At the start of the 2014–15 season, Saville was featured four times in the first seven league matches of the season. During a 2–1 loss against Alfreton Town on 6 September 2014, he sustained ankle injury and was substituted in the 52nd minute. After being sidelined for a month, Saville made his return to the first team from injury against Macclesfield Town and played 71 minutes before being substituted, in a 2–1 loss on 7 October 2014. Following his return from injury, he initially found his playing time, coming from the substitute bench. But Saville regained his first team place, playing in the centre–back position. In the last game of the season against Gateshead, he came on as an 82nd-minute substitute and helped Barnet win 2–0 to seal the club's promotion back to League Two. At the end of the 2014–15 season, Saville went on to make twenty–six appearances in all competitions. Following this, he was released by Barnet upon expiry of his contract.

===Aldershot Town===
After leaving Barnet, Saville signed for Aldershot Town on 5 June 2015, signing a one-year contract.

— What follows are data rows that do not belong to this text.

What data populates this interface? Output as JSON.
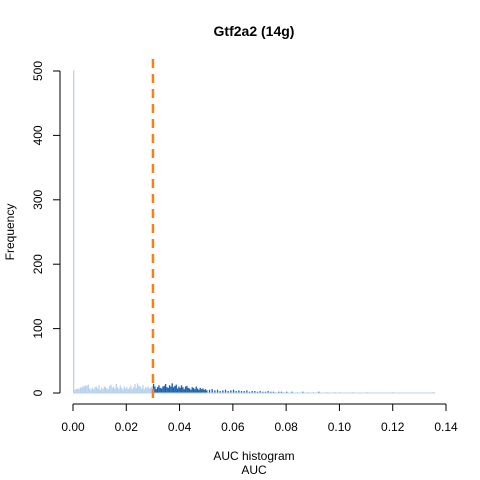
{
  "chart_data": {
    "type": "bar",
    "title": "Gtf2a2 (14g)",
    "xlabel": "AUC",
    "xlabel_top": "AUC histogram",
    "ylabel": "Frequency",
    "xlim": [
      0,
      0.14
    ],
    "ylim": [
      0,
      500
    ],
    "x_ticks": [
      "0.00",
      "0.02",
      "0.04",
      "0.06",
      "0.08",
      "0.10",
      "0.12",
      "0.14"
    ],
    "y_ticks": [
      "0",
      "100",
      "200",
      "300",
      "400",
      "500"
    ],
    "threshold": 0.03,
    "colors": {
      "below_threshold": "#b9d3ee",
      "above_threshold": "#1c5fae",
      "threshold_line": "#ff7f0e"
    },
    "bin_width": 0.0005,
    "series": [
      {
        "name": "below_threshold",
        "bins_start": [
          0.0,
          0.0005,
          0.001,
          0.0015,
          0.002,
          0.0025,
          0.003,
          0.0035,
          0.004,
          0.0045,
          0.005,
          0.0055,
          0.006,
          0.0065,
          0.007,
          0.0075,
          0.008,
          0.0085,
          0.009,
          0.0095,
          0.01,
          0.0105,
          0.011,
          0.0115,
          0.012,
          0.0125,
          0.013,
          0.0135,
          0.014,
          0.0145,
          0.015,
          0.0155,
          0.016,
          0.0165,
          0.017,
          0.0175,
          0.018,
          0.0185,
          0.019,
          0.0195,
          0.02,
          0.0205,
          0.021,
          0.0215,
          0.022,
          0.0225,
          0.023,
          0.0235,
          0.024,
          0.0245,
          0.025,
          0.0255,
          0.026,
          0.0265,
          0.027,
          0.0275,
          0.028,
          0.0285,
          0.029,
          0.0295
        ],
        "values": [
          501,
          5,
          6,
          7,
          6,
          9,
          8,
          11,
          10,
          12,
          11,
          13,
          7,
          5,
          8,
          6,
          9,
          10,
          7,
          12,
          5,
          8,
          6,
          10,
          9,
          7,
          6,
          11,
          13,
          8,
          10,
          7,
          14,
          9,
          6,
          12,
          8,
          5,
          10,
          7,
          9,
          6,
          8,
          12,
          6,
          9,
          14,
          8,
          15,
          11,
          10,
          7,
          12,
          6,
          9,
          8,
          10,
          7,
          9,
          11
        ]
      },
      {
        "name": "above_threshold",
        "bins_start": [
          0.03,
          0.0305,
          0.031,
          0.0315,
          0.032,
          0.0325,
          0.033,
          0.0335,
          0.034,
          0.0345,
          0.035,
          0.0355,
          0.036,
          0.0365,
          0.037,
          0.0375,
          0.038,
          0.0385,
          0.039,
          0.0395,
          0.04,
          0.0405,
          0.041,
          0.0415,
          0.042,
          0.0425,
          0.043,
          0.0435,
          0.044,
          0.0445,
          0.045,
          0.0455,
          0.046,
          0.0465,
          0.047,
          0.0475,
          0.048,
          0.0485,
          0.049,
          0.0495,
          0.05,
          0.051,
          0.052,
          0.053,
          0.054,
          0.055,
          0.056,
          0.057,
          0.058,
          0.059,
          0.06,
          0.061,
          0.062,
          0.063,
          0.064,
          0.065,
          0.066,
          0.067,
          0.068,
          0.069,
          0.07,
          0.071,
          0.072,
          0.073,
          0.074,
          0.075,
          0.076,
          0.077,
          0.078,
          0.079,
          0.08,
          0.082,
          0.084,
          0.086,
          0.088,
          0.09,
          0.092,
          0.095,
          0.098,
          0.1,
          0.105,
          0.11,
          0.12,
          0.135
        ],
        "values": [
          14,
          10,
          6,
          9,
          12,
          8,
          7,
          10,
          11,
          14,
          9,
          8,
          12,
          10,
          15,
          9,
          11,
          13,
          7,
          10,
          8,
          12,
          9,
          6,
          10,
          11,
          8,
          7,
          5,
          9,
          8,
          6,
          10,
          7,
          5,
          8,
          6,
          7,
          5,
          6,
          4,
          5,
          6,
          4,
          5,
          3,
          4,
          5,
          3,
          4,
          5,
          3,
          4,
          3,
          3,
          4,
          2,
          3,
          3,
          2,
          3,
          2,
          2,
          3,
          2,
          2,
          1,
          2,
          2,
          1,
          2,
          2,
          1,
          2,
          1,
          1,
          2,
          1,
          1,
          1,
          1,
          1,
          1,
          1
        ]
      }
    ]
  }
}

He made his debut for the club, coming on as an 84th-minute substitute, in a 2–1 loss against Gateshead in the opening game of the season. From that moment on, Saville became a first team regular at Aldershot Town, forming a centre-back partnership with Omar Beckles for most of the season. He then scored his first goal for the club, scoring from a header, in a 2–0 win against Altrincham on 10 October 2015. However, Saville was plagued with injuries on three occasions throughout the 2015–16 season. At the end of the 2015–16 season, Saville went on to make twenty–five appearances and scoring once in all competitions. Following this, he was offered a new contract by Aldershot Town. He then signed a contract extension with the club, keeping him until 2017.

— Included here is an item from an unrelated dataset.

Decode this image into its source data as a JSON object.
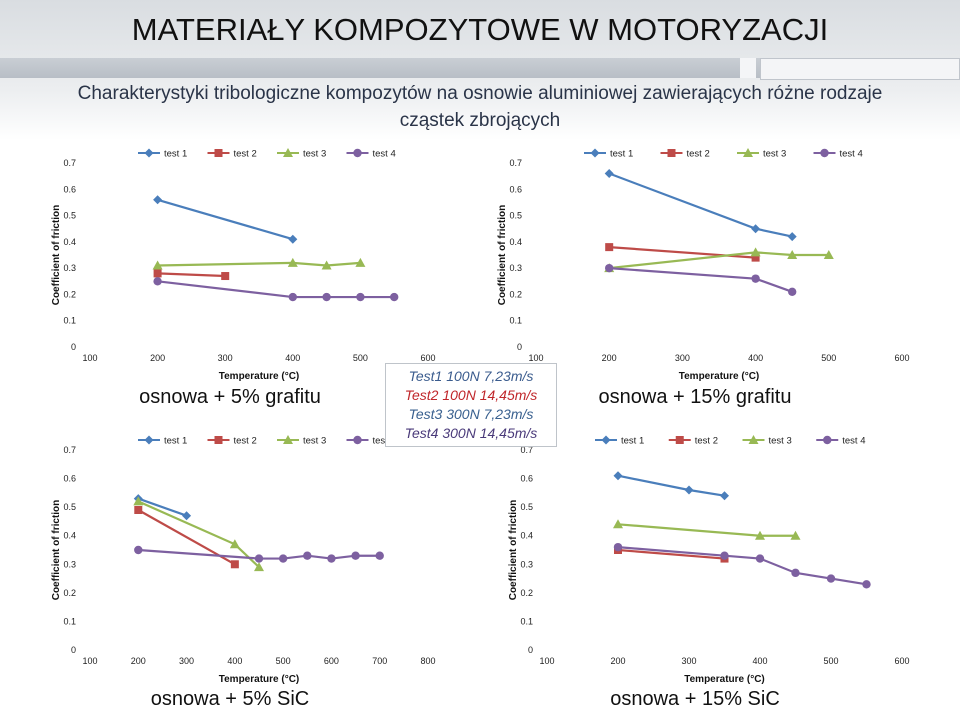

However, Saville's playing was restricted in the 2016–17 season, due to competitions in the centre–back position, as well as, his own injury concern. He was released by the club on 29 December 2016. By the time Saville left Aldershot Town, he made eight appearances in all competitions.

===St Albans City/Farnborough===
On 5 January 2017, Saville signed for National League South side St Albans City on an 18 month contract.

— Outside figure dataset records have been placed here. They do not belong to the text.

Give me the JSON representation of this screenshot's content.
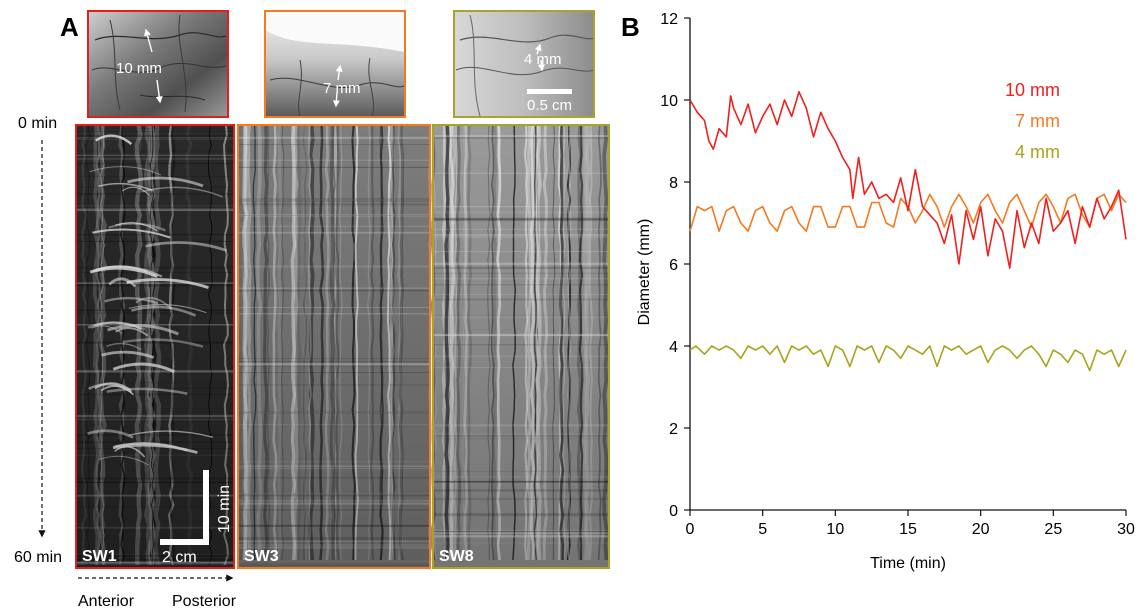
{
  "panel_a": {
    "letter": "A",
    "time_start": "0 min",
    "time_end": "60 min",
    "axis_left": "Anterior",
    "axis_right": "Posterior",
    "photos": [
      {
        "label": "10 mm",
        "color": "#e0201e"
      },
      {
        "label": "7 mm",
        "color": "#f47a20"
      },
      {
        "label": "4 mm",
        "color": "#a8a428"
      }
    ],
    "photo_scale_label": "0.5 cm",
    "kymographs": [
      {
        "label": "SW1",
        "color": "#e0201e"
      },
      {
        "label": "SW3",
        "color": "#f47a20"
      },
      {
        "label": "SW8",
        "color": "#a8a428"
      }
    ],
    "scale_time_label": "10 min",
    "scale_space_label": "2 cm"
  },
  "chart_data": {
    "type": "line",
    "letter": "B",
    "xlabel": "Time (min)",
    "ylabel": "Diameter (mm)",
    "xlim": [
      0,
      30
    ],
    "ylim": [
      0,
      12
    ],
    "xticks": [
      0,
      5,
      10,
      15,
      20,
      25,
      30
    ],
    "yticks": [
      0,
      2,
      4,
      6,
      8,
      10,
      12
    ],
    "grid": false,
    "legend_position": "top-right",
    "series": [
      {
        "name": "10 mm",
        "color": "#f0201e",
        "x": [
          0,
          0.5,
          1,
          1.3,
          1.6,
          2,
          2.5,
          2.8,
          3,
          3.5,
          4,
          4.5,
          5,
          5.5,
          6,
          6.5,
          7,
          7.5,
          8,
          8.5,
          9,
          9.5,
          10,
          10.5,
          11,
          11.2,
          11.6,
          12,
          12.5,
          13,
          13.5,
          14,
          14.5,
          15,
          15.5,
          16,
          16.5,
          17,
          17.5,
          18,
          18.5,
          19,
          19.5,
          20,
          20.5,
          21,
          21.5,
          22,
          22.5,
          23,
          23.5,
          24,
          24.5,
          25,
          25.5,
          26,
          26.5,
          27,
          27.5,
          28,
          28.5,
          29,
          29.5,
          30
        ],
        "y": [
          10.0,
          9.7,
          9.5,
          9.0,
          8.8,
          9.3,
          9.1,
          10.1,
          9.8,
          9.4,
          9.9,
          9.2,
          9.6,
          9.9,
          9.4,
          10.0,
          9.6,
          10.2,
          9.8,
          9.1,
          9.7,
          9.3,
          9.0,
          8.6,
          8.3,
          7.6,
          8.6,
          7.7,
          8.0,
          7.6,
          7.7,
          7.5,
          8.1,
          7.3,
          8.3,
          7.4,
          7.2,
          7.0,
          6.5,
          7.2,
          6.0,
          7.3,
          6.6,
          7.4,
          6.2,
          7.1,
          6.8,
          5.9,
          7.3,
          6.4,
          7.0,
          6.5,
          7.6,
          6.8,
          7.0,
          7.3,
          6.5,
          7.4,
          6.9,
          7.6,
          7.1,
          7.4,
          7.8,
          6.6
        ]
      },
      {
        "name": "7 mm",
        "color": "#f47a20",
        "x": [
          0,
          0.5,
          1,
          1.5,
          2,
          2.5,
          3,
          3.5,
          4,
          4.5,
          5,
          5.5,
          6,
          6.5,
          7,
          7.5,
          8,
          8.5,
          9,
          9.5,
          10,
          10.5,
          11,
          11.5,
          12,
          12.5,
          13,
          13.5,
          14,
          14.5,
          15,
          15.5,
          16,
          16.5,
          17,
          17.5,
          18,
          18.5,
          19,
          19.5,
          20,
          20.5,
          21,
          21.5,
          22,
          22.5,
          23,
          23.5,
          24,
          24.5,
          25,
          25.5,
          26,
          26.5,
          27,
          27.5,
          28,
          28.5,
          29,
          29.5,
          30
        ],
        "y": [
          6.8,
          7.4,
          7.3,
          7.4,
          6.8,
          7.3,
          7.4,
          7.0,
          6.8,
          7.3,
          7.4,
          7.0,
          6.8,
          7.3,
          7.4,
          7.0,
          6.8,
          7.4,
          7.4,
          6.9,
          6.9,
          7.4,
          7.4,
          6.9,
          6.9,
          7.5,
          7.5,
          7.0,
          6.9,
          7.6,
          7.4,
          7.0,
          7.3,
          7.7,
          7.4,
          6.9,
          7.4,
          7.7,
          7.4,
          7.0,
          7.5,
          7.7,
          7.3,
          7.0,
          7.5,
          7.7,
          7.3,
          6.9,
          7.5,
          7.7,
          7.4,
          7.0,
          7.6,
          7.7,
          7.2,
          6.9,
          7.6,
          7.7,
          7.3,
          7.7,
          7.5
        ]
      },
      {
        "name": "4 mm",
        "color": "#aaa31c",
        "x": [
          0,
          0.4,
          1,
          1.5,
          2,
          2.5,
          3,
          3.5,
          4,
          4.5,
          5,
          5.5,
          6,
          6.5,
          7,
          7.5,
          8,
          8.5,
          9,
          9.5,
          10,
          10.5,
          11,
          11.5,
          12,
          12.5,
          13,
          13.5,
          14,
          14.5,
          15,
          15.5,
          16,
          16.5,
          17,
          17.5,
          18,
          18.5,
          19,
          19.5,
          20,
          20.5,
          21,
          21.5,
          22,
          22.5,
          23,
          23.5,
          24,
          24.5,
          25,
          25.5,
          26,
          26.5,
          27,
          27.5,
          28,
          28.5,
          29,
          29.5,
          30
        ],
        "y": [
          3.9,
          4.0,
          3.8,
          4.0,
          3.9,
          4.0,
          3.9,
          3.7,
          4.0,
          3.9,
          4.0,
          3.8,
          4.0,
          3.6,
          4.0,
          3.9,
          4.0,
          3.8,
          3.9,
          3.5,
          4.0,
          3.9,
          3.5,
          4.0,
          3.9,
          4.0,
          3.6,
          4.0,
          3.9,
          3.7,
          4.0,
          3.9,
          3.8,
          4.0,
          3.5,
          4.0,
          3.9,
          4.0,
          3.8,
          3.9,
          4.0,
          3.6,
          3.9,
          4.0,
          3.9,
          3.7,
          3.9,
          4.0,
          3.8,
          3.5,
          3.9,
          3.8,
          3.6,
          3.9,
          3.8,
          3.4,
          3.9,
          3.8,
          3.9,
          3.5,
          3.9
        ]
      }
    ]
  }
}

He made his debut for the club, starting a match and played 57 minutes, in a 2–2 draw against Maidenhead United on 7 January 2017. Since joining St Albans City, Saville quickly became a first team regular for the side, playing in the centre–back position. At the end of the 2016–17 season, he went on to make thirteen appearances in all competitions.

On 5 August 2017, Saville left St Albans City for Farnborough. He went on to make ten appearances before leaving the club two months later.

==Personal life==
Saville is the older brother of fellow Chelsea youth product George Saville who represents Northern Ireland internationally. Their grandmother was from Enniskillen.